Dunham’s “Additive Manufacturing in 2024” lecture provided a comprehensive analysis of the growth areas in 3D printing and looked at what we can expect in the coming months. Dunham says we see more optimistic signs while the “growth engine bottomed out” in 2023 with three flat quarters. “Show me another industry where 10% growth is something to get really down about?” questioned Dunham. “This is our bad year, our bad quarters, but many other industries would be very excited about these numbers.”

Bridging Innovations 

AMS 2024 isn’t just about the present; it’s a “gateway to the future of AM,” as Executive Editor Joris Peels suggested during the opening conference. Sessions on market forecasts and trends, led by industry leaders, provide attendees with a roadmap of what’s to come, offering a peek into the strategic directions of major AM companies.

During Tuan TranPham‘s AM Services Roundtable, 3DEO Co-Founder and CEO Matt Petros and JawsTec CEO Oscar Klassen discussed some of the latest 3D printing service bureaus trends.

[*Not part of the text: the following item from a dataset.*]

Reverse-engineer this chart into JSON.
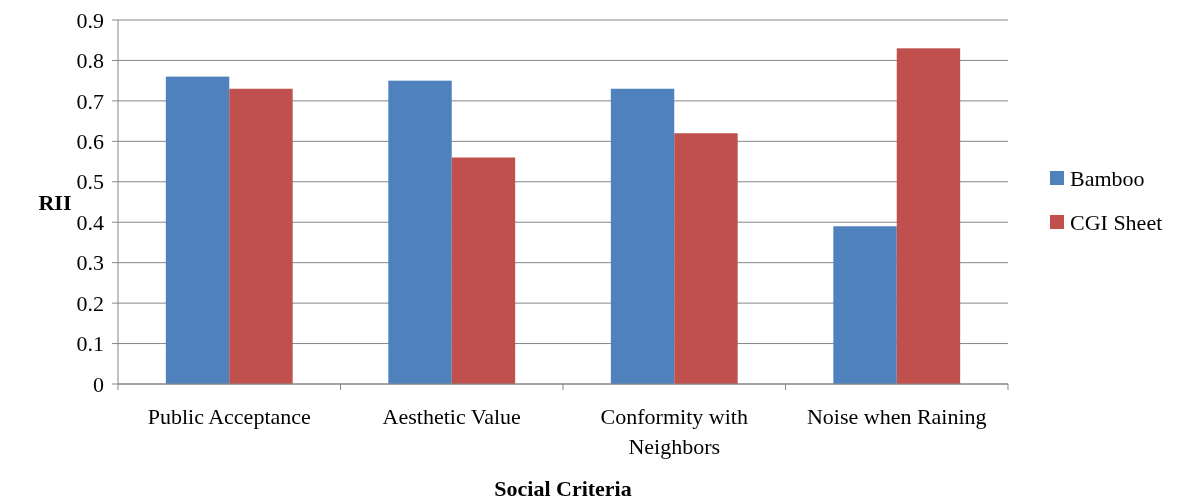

TranPham noted that the industry needs to focus more on improving, but the technology is still costly, slow, and fragmented. However, the expert, who spent almost a decade in the 3D printing industry, suggests the future of 3D printing lies in exceeding customers’ material and cost expectations.

“Do we have a king of 3D printing yet? Well, no. I don’t see anybody doing what needs to be done because, for that, you need to have all the technologies. And today, no manufacturer or service bureau has all the 3D printing technology machines. The field is still very fragmented, so there is a conflict between what the customer really needs and the machines available to them,” remarked TranPham.

More Than Just Talks

True to its reputation, AMS 2024 goes beyond panels and discussions. Networking events, like a Bavarian-themed reception sponsored by AM Ventures on the first night of the event, offered attendees unique opportunities to forge new connections and collaborations. These gatherings are so much more than just social events; they are ideal opportunities for building new relationships in the AM sector.

With its diverse lineup of speakers, sponsors, and topics, AMS 2024 continues to be a landmark event in the 3D printing world thanks to its unique platform for professionals to learn, network, and be inspired, driving the future of additive manufacturing toward new horizons.